A few quick observations on the first debate between Senators McCain and Obama:
Barack Obama showed a comfort and command of the issues. We of course disagreed with the substance of most of his positions, but just in terms of his delivery, he came across well. That alone probably makes it a win for Obama, although McCain was good most of the way too, so it wasn’t by any means a knock-out blow for Obama. Given McCain’s narrative that he’s the one with decades of foreign policy experience and Obama is an inexperienced rookie, the expectations were on McCain to excel in the debate. He did well, but didn’t score a knock-out.
What was most striking to us was that McCain seemed to fail to play many of the cards he had available to him, especially early on, he seemed to hesitate to go after Obama.
For example, Obama in the first few minutes laid the blame for the current economic crisis on the Bush administration and a “no regulation” ideology. McCain failed to go after Obama’s big donations from Fannie Mae, his ties to Fannie Mae CEOs, his failure to do anything about the issue before now (hitting the “talk is cheap” theme), the inaction of the Democrats and their support of loosening lending standards that lead to the crisis at Freddie Mac and Fannie Mae, and the fact that the administration and Senator McCain sponsored legislation years ago to try to tighten regulation of Fannie Mae and Freddie Mac. He left all of it off the table, a lot of glaring and important omissions.
McCain should have pointed out that Obama is trying to buy votes with his “tax cuts for 95%” scam – 95% of the people don’t pay income taxes, Obama is talking about sending checks to people. That’s spending, not a tax cut. Obama also referred to actual tax cuts as “spending” at one point; a typical lefty, he doesn’t understand whose money he’s talking about.
McCain should have noted that Obama wants to raise taxes on energy producers, which will increase energy prices, including the price of gasoline.
On McCain’s support of the initial invasion of Iraq, he should have quickly pointed out that Joe Biden also voted to authorize military force in Iraq, that there was broad bipartisan agreement for the authorization to use military force and broad bipartisan agreement that Iraq was a national security threat and a state sponsor of terrorism, and that Obama was in no position to do anything on the issue in 2002, but that he’s been wrong on the issue ever since he joined the Senate and actually had a vote on the issue, which is what matters – doing, not talking.
McCain should have pointed out that the notion we’ve been focused solely on Iraq is a ludicrous and vacuous talking point from Obama.
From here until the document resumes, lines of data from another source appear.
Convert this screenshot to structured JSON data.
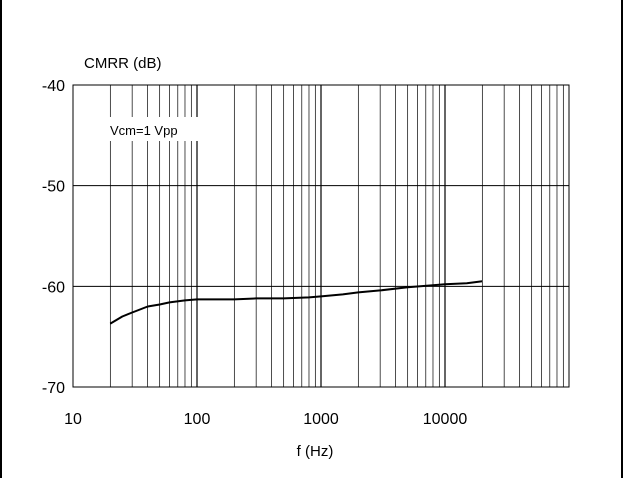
{
  "chart_data": {
    "type": "line",
    "title": "",
    "xlabel": "f (Hz)",
    "ylabel": "CMRR (dB)",
    "x_scale": "log",
    "xlim": [
      10,
      100000
    ],
    "ylim": [
      -70,
      -40
    ],
    "x_ticks": [
      10,
      100,
      1000,
      10000
    ],
    "x_tick_labels": [
      "10",
      "100",
      "1000",
      "10000"
    ],
    "y_ticks": [
      -40,
      -50,
      -60,
      -70
    ],
    "y_tick_labels": [
      "-40",
      "-50",
      "-60",
      "-70"
    ],
    "grid": true,
    "annotation": "Vcm=1 Vpp",
    "line_color": "#000000",
    "series": [
      {
        "x": [
          20,
          25,
          30,
          40,
          50,
          60,
          80,
          100,
          150,
          200,
          300,
          500,
          800,
          1000,
          1500,
          2000,
          3000,
          5000,
          8000,
          10000,
          15000,
          20000
        ],
        "values": [
          -63.7,
          -63.0,
          -62.6,
          -62.0,
          -61.8,
          -61.6,
          -61.4,
          -61.3,
          -61.3,
          -61.3,
          -61.2,
          -61.2,
          -61.1,
          -61.0,
          -60.8,
          -60.6,
          -60.4,
          -60.1,
          -59.9,
          -59.8,
          -59.7,
          -59.5
        ]
      }
    ]
  }
}
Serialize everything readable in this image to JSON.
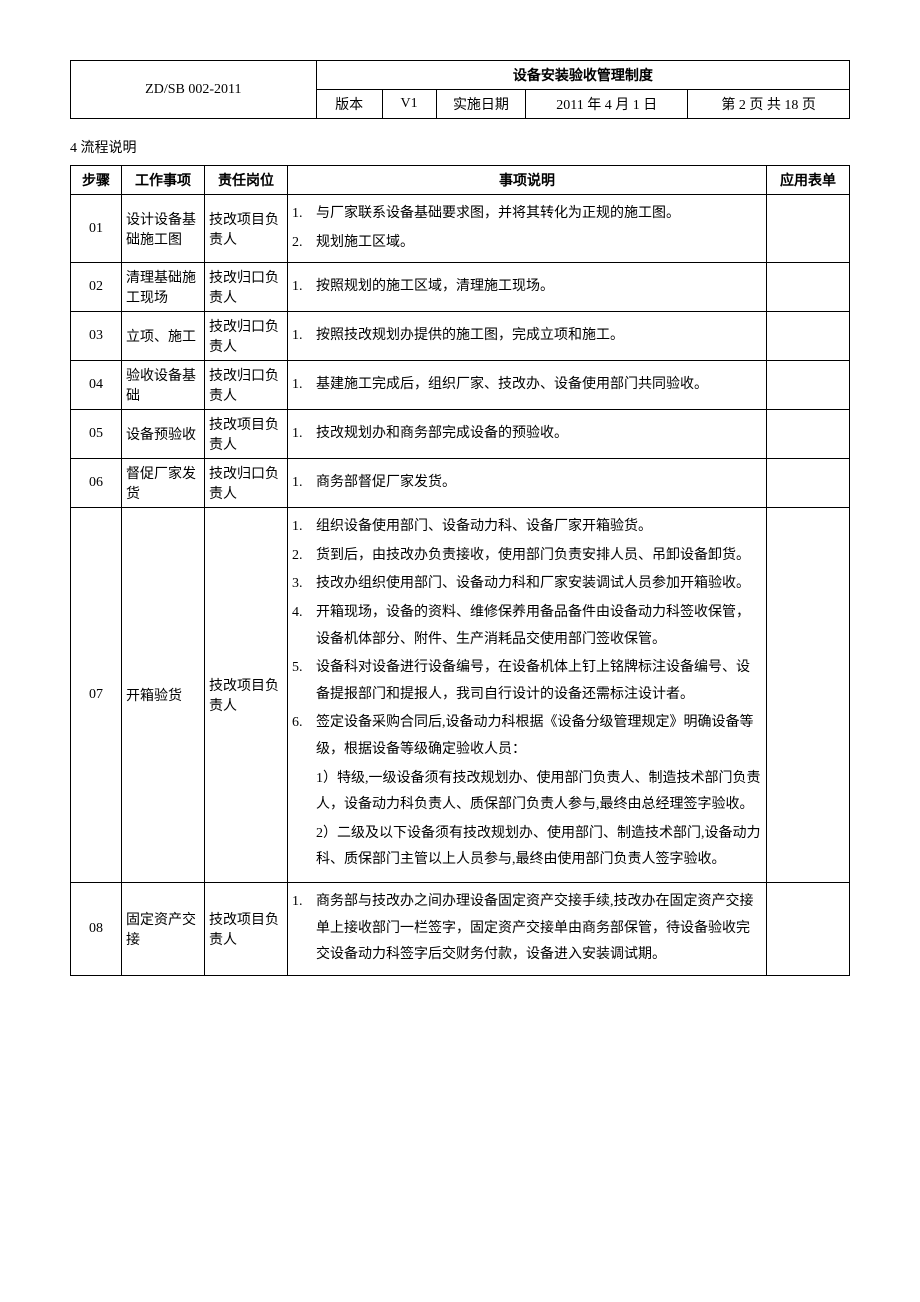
{
  "header": {
    "title": "设备安装验收管理制度",
    "doc_code": "ZD/SB 002-2011",
    "version_label": "版本",
    "version_value": "V1",
    "date_label": "实施日期",
    "date_value": "2011 年 4 月 1 日",
    "page_info": "第 2 页  共 18 页"
  },
  "section_heading": "4  流程说明",
  "columns": {
    "step": "步骤",
    "task": "工作事项",
    "role": "责任岗位",
    "desc": "事项说明",
    "form": "应用表单"
  },
  "rows": [
    {
      "step": "01",
      "task": "设计设备基础施工图",
      "role": "技改项目负责人",
      "items": [
        "与厂家联系设备基础要求图，并将其转化为正规的施工图。",
        "规划施工区域。"
      ],
      "form": ""
    },
    {
      "step": "02",
      "task": "清理基础施工现场",
      "role": "技改归口负责人",
      "items": [
        "按照规划的施工区域，清理施工现场。"
      ],
      "form": ""
    },
    {
      "step": "03",
      "task": "立项、施工",
      "role": "技改归口负责人",
      "items": [
        "按照技改规划办提供的施工图，完成立项和施工。"
      ],
      "form": ""
    },
    {
      "step": "04",
      "task": "验收设备基础",
      "role": "技改归口负责人",
      "items": [
        "基建施工完成后，组织厂家、技改办、设备使用部门共同验收。"
      ],
      "form": ""
    },
    {
      "step": "05",
      "task": "设备预验收",
      "role": "技改项目负责人",
      "items": [
        "技改规划办和商务部完成设备的预验收。"
      ],
      "form": ""
    },
    {
      "step": "06",
      "task": "督促厂家发货",
      "role": "技改归口负责人",
      "items": [
        "商务部督促厂家发货。"
      ],
      "form": ""
    },
    {
      "step": "07",
      "task": "开箱验货",
      "role": "技改项目负责人",
      "items": [
        "组织设备使用部门、设备动力科、设备厂家开箱验货。",
        "货到后，由技改办负责接收，使用部门负责安排人员、吊卸设备卸货。",
        "技改办组织使用部门、设备动力科和厂家安装调试人员参加开箱验收。",
        "开箱现场，设备的资料、维修保养用备品备件由设备动力科签收保管，设备机体部分、附件、生产消耗品交使用部门签收保管。",
        "设备科对设备进行设备编号，在设备机体上钉上铭牌标注设备编号、设备提报部门和提报人，我司自行设计的设备还需标注设计者。"
      ],
      "item6_main": "签定设备采购合同后,设备动力科根据《设备分级管理规定》明确设备等级，根据设备等级确定验收人员：",
      "item6_sub1": "1）特级,一级设备须有技改规划办、使用部门负责人、制造技术部门负责人，设备动力科负责人、质保部门负责人参与,最终由总经理签字验收。",
      "item6_sub2": "2）二级及以下设备须有技改规划办、使用部门、制造技术部门,设备动力科、质保部门主管以上人员参与,最终由使用部门负责人签字验收。",
      "form": ""
    },
    {
      "step": "08",
      "task": "固定资产交接",
      "role": "技改项目负责人",
      "items": [
        "商务部与技改办之间办理设备固定资产交接手续,技改办在固定资产交接单上接收部门一栏签字，固定资产交接单由商务部保管，待设备验收完交设备动力科签字后交财务付款，设备进入安装调试期。"
      ],
      "form": ""
    }
  ]
}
Obama kept claiming that the Bush administration opposed any diplomacy with North Korea. This is a lie. The administration pursued multi-lateral talks with North Korea, the approach the Democrats usually demand, when their not engaging in disingenuous, knee-jerk opposition to the Bush administration.
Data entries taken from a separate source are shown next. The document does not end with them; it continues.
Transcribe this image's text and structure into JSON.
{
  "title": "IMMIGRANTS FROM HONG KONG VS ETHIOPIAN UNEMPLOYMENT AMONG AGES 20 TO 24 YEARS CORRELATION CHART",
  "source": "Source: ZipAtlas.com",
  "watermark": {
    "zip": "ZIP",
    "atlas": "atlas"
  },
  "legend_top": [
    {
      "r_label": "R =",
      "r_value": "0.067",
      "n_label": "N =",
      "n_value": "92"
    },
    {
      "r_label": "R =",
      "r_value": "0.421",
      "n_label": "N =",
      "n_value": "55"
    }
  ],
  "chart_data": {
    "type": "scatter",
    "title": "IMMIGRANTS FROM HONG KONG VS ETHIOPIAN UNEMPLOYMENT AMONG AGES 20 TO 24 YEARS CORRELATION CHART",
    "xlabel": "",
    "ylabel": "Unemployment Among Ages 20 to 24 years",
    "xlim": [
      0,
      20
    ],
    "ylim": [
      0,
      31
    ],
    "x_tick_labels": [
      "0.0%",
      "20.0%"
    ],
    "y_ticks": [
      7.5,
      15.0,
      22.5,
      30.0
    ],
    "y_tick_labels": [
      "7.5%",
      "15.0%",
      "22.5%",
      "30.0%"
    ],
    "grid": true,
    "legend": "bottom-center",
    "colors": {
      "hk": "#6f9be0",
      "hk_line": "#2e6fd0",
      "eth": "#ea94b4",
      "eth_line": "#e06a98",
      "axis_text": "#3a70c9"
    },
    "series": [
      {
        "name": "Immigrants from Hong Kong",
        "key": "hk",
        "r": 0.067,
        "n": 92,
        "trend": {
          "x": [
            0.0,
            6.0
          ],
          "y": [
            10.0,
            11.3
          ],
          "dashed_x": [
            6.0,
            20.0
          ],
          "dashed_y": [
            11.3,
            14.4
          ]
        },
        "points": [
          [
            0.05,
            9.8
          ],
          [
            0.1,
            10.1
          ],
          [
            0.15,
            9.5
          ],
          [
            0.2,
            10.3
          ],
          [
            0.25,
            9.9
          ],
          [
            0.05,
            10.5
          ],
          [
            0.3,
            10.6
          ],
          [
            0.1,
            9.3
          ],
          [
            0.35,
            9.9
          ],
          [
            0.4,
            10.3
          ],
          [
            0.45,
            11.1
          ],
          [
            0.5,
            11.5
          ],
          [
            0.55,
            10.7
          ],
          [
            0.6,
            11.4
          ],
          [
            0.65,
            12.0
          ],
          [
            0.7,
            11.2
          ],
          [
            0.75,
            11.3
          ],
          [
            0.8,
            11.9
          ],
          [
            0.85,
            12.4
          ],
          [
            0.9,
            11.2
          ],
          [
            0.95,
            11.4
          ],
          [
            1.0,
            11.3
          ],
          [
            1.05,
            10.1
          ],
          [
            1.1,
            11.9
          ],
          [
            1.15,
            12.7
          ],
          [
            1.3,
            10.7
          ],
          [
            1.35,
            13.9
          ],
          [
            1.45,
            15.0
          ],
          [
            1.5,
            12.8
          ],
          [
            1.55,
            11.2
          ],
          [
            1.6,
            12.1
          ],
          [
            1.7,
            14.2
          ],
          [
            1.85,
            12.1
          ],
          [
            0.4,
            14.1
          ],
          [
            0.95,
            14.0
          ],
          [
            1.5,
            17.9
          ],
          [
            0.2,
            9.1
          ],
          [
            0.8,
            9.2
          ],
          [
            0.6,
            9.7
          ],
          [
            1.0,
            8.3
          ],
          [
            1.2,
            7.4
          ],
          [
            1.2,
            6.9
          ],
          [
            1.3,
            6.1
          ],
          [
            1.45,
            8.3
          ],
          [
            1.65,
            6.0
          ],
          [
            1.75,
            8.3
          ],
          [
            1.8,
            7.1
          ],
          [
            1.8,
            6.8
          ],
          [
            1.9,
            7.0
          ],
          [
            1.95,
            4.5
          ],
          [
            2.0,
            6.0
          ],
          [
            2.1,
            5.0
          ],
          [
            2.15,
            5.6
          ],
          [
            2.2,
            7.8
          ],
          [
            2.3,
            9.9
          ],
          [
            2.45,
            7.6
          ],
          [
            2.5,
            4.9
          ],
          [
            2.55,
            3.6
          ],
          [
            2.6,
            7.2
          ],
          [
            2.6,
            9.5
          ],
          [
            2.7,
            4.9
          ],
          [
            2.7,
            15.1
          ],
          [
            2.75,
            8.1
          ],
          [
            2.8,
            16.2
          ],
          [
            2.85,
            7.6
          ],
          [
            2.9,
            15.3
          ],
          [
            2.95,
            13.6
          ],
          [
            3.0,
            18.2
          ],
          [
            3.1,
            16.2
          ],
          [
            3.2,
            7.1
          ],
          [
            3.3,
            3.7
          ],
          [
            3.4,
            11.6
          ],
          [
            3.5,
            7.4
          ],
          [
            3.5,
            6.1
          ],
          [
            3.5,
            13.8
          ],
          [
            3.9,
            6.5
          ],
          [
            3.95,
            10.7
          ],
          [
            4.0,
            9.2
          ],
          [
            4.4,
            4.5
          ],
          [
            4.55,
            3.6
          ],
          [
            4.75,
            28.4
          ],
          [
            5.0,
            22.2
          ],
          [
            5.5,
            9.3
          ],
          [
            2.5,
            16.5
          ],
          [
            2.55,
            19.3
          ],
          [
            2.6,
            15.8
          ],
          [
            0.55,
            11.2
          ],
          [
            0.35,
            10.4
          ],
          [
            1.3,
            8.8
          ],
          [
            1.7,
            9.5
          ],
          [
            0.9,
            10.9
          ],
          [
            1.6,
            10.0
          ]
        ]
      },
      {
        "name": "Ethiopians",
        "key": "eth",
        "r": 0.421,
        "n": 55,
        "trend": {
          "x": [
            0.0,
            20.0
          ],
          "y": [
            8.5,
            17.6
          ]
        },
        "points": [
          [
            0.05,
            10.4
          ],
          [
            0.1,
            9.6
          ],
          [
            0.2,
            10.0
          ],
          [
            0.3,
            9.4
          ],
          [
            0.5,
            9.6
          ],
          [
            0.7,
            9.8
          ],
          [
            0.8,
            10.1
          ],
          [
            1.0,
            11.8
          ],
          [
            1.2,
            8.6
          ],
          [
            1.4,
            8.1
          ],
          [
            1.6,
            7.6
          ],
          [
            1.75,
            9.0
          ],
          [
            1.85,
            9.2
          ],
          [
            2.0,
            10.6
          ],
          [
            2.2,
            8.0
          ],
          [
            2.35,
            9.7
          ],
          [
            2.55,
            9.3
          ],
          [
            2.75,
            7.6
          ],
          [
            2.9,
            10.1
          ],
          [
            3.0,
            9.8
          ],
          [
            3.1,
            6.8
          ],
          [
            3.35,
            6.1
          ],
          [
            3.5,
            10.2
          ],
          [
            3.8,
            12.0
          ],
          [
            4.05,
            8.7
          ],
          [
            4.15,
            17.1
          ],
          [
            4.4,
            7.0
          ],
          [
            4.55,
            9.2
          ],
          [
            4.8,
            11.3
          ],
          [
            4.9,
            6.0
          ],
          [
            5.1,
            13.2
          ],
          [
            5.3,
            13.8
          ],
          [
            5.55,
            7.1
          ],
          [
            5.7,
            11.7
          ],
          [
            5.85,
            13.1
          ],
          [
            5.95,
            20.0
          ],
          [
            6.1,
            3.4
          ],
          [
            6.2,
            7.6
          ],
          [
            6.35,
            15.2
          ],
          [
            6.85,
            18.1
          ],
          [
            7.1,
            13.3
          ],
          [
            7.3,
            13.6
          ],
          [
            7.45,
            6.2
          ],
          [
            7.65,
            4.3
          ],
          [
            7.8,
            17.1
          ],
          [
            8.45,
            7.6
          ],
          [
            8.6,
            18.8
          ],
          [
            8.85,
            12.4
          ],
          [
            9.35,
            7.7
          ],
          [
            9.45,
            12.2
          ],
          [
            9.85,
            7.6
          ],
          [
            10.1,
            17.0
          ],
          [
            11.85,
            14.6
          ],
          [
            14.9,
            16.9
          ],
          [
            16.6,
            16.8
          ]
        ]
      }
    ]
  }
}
Wit that little anecdote about Kenya, was Obama saying that immigrants don’t want to come to America any more? Our “reputation in the world” is soiled among the elitist international left. immigrants still want to come to America by the millions.
McCain did better as the debate went on, and finished strong. That may help him a great deal in the overall reaction. People will remember the end more than the beginning.